After reading that essay, you can see that astronomical images are taken in different filters. Each image is not really color, but greyscale (what some people erroneously call "black and white"), with each pixel representing the brightness of the target in the filter's color. This can be seen in the following images, which I have shamelessly stolen from Zolt's page.
The image on the left is a full color picture of an umbrella. The top row shows how the image has been decomposed into its three primary colors: red, green, and blue. The bottom row shows how an astronomer would take the picture, taking three greyscale images each with its appropriate filter. Note how, for example, the umbrella's yellow panel on the left changes in each greyscale image, and compare it to the yellow panel on the right, which lies partly in shadow.
The color in the final image depends on many things: the brightness in the real object (in this case, the umbrella), the filter itself (how much light does the filter let through? What color range, exactly? etc.), the lighting, the setting on your monitor, and other more arcane factors. This makes it not only difficult to make a "true color" picture; in fact it's impossible. There is simply no way to make something look in a picture exactly as it does when you are standing in front of it. Think of how color in an object can change due to just when you see it; the setting Sun makes a sheet of white paper look red, for example.
What does this have to do with Mars? Everything! The martian rovers, as an example, carry a set of filters with them. These filters are designed to maximize the science returned from Spirit and Opportunity. They are not really designed to make a "true color" picture; that is, what you would see if you were standing on Mars. When the images from Mars are returned to Earth, and then processed to make a color image, what you are seeing at best is an approximation to what your eye can see. In reality, it may be very different. The filters on the rovers do not correspond to the color sensitivity of the human eye. Some of the filters only let through infra-red light, which is invisible to our eyes!
To make these single-filter images into a color composite is not easy. If the red filter lets in less total light than the blue, you need to compensate for that when you add the images together. If the red filter is wider (lets in a wider range of reds) than the blue filter, you have to compensate for that, and so on.
If you listen to the pseudoscientists, then you will think that NASA is guilty of some sort of horrible conspiracy, possibly of trying to turn the sky of Earth into pink lemonade. In reality, though, the explanation is somewhat less sinister.

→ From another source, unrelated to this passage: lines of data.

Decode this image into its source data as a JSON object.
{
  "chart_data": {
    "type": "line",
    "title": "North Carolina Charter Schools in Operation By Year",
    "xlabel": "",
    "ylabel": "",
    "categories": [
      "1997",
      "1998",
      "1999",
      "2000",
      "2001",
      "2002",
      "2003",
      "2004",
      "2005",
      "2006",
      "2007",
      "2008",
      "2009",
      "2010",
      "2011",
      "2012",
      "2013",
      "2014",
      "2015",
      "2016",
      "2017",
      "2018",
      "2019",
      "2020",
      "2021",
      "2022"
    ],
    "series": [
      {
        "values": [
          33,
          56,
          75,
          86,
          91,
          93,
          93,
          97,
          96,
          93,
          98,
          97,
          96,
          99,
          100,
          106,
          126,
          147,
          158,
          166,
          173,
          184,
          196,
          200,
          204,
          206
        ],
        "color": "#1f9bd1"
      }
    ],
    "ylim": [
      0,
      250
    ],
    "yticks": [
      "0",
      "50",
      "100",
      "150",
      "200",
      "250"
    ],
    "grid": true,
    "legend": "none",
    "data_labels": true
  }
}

In the first picture, the blue tab looks blue because it reflects blue light. It absorbs the red and green, only letting blue light bounce off it and into our eyes. However, it turns out the paint used for the blue tab also reflects light in the infrared. Since we can't see that with our eyes, it still looks blue.
But one of the cameras onboard the rover can detect infrared. So when it looks at the blue tab, it sees blue coming from it, as well as infrared. In the infrared filter, that blue tab is actually quite bright. When that infrared filter greyscale image is used to construct a color image, the blue tab turns pink. It's not "really" pink. But then, in the other picture it's not really that exact color of blue either. Remember, the color is only an approximation.
This is why the colors in the images are a bit weird at times. Sometimes, the infrared filters are used. Other times, the way the three-color image was constructed may be too heavy in the red, or the blue, distorting the colors. Worse, as lighting changes, so do the colors! When the Sun is high, the colors look different than when it is low. The amount of dust in the air ruins the color balance as well. Even worse, dust scatters light. The sky near the Sun looks bluer in images from Mars because the dust in the air "forward-scatters" blue light; in other words it takes blue light from the Sun and focuses it more toward the camera. The sky near the Sun looks bluer, and farther away it looks redder. Light reflecting off the rocks can also suffer from all sorts of color imbalances too.
All these effects make interpreting the color pictures from Mars (or any digital scientific camera) extremely difficult to do. It ironically makes it easy for people like Hoagland to bamboozle the public into thinking some conspiracy is afoot. With my years of experience in astronomical image processing, I can see how Hoagland either doesn't understand color image processing, or doesn't want you to understand it.
Either way, it pays not to jump to conclusions. When Hoagland makes a claim, it does pay to think about it carefully, and find outside sources. Things will be much clearer, once you see the whole picture.